Immediately after the final vote, patients in the audience erupted in shouts against the FDA and its panelists.
"What do you want us to take!? We have nothing else!" shouted Christi Turnage, of Madison, Miss. Turnage said her cancer has been undetectable for more than two years since starting therapy with Avastin.
A spokesman for the Abigail Alliance, which advocates for patient access to experimental medicine, said the vote should be overruled.
"This was a kangaroo court," said Steven Walker, the group's co-founder. "There wasn't one dissenting thought up there, let alone one dissenting vote."
Assuming the FDA follows through on the withdrawal, drugmaker Roche could lose up to $1 billion in revenue for its best-selling product, which generates over $6 billion per year. Avastin is FDA-approved for various types of colon, lung, kidney and brain cancer, which are not part of the debate. Doctors will still be allowed to prescribe Avastin for breast cancer, though insurers may not pay for it. When administration fees are included, a year's treatment of Avastin can cost $100,000.
Roche's Genentech unit argued the drug should remain available while it conducts more research on which patients benefit most from the injectable drug. The drug is approved for breast cancer that has spread, or metastasized, to other parts of the body. Such cancer is generally considered incurable.

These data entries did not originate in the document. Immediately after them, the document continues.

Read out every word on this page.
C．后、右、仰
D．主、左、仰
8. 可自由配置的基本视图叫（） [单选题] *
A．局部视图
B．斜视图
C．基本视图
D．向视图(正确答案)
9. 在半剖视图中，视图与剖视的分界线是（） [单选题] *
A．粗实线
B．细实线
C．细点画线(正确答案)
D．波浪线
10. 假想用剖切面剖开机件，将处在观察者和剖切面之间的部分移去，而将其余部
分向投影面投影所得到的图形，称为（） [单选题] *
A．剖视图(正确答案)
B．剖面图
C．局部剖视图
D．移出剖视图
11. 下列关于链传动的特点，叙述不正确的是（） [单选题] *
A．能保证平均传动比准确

"The data tell us it is better for women diagnosed with metastatic breast cancer to have Avastin as an approved treatment option," said Hal Barron, Roche executive vice president.
Wednesday's vote came after two days of hearings that often resembled a courtroom trial, complete with testimony, cross-examination and a final jury verdict. In a public comment period Tuesday, Avastin patients and their families took the role of witnesses against the FDA.
"Make no mistake, this hearing is a death trial not of Avastin but of these women who rely on Avastin to say alive," said Terry Kalley, whose wife takes Avastin for breast cancer. "You are each personally responsible for the consequences of your own vote."
Kelley formed a group called Freedom of Access to Medicines to protest and lobby the FDA. Kelley says the group does not receive funding from Roche.
After more than 14 hours of discussion, panelists ultimately sided with the government, saying that Avastin's ability to slow tumor growth, which is measured through medical imaging scans, has not translated into meaningful benefit for breast cancer patients.
"I think as treating clinicians we have to ask ourselves: What are we doing in terms of helping patients? Simply delaying a change in a CT scan for a month or two is not significant unless it's accompanied by other improvements in how the patients are doing or overall survival improvement," said panelist Dr. Wyndam Wilson of the National Cancer Institute.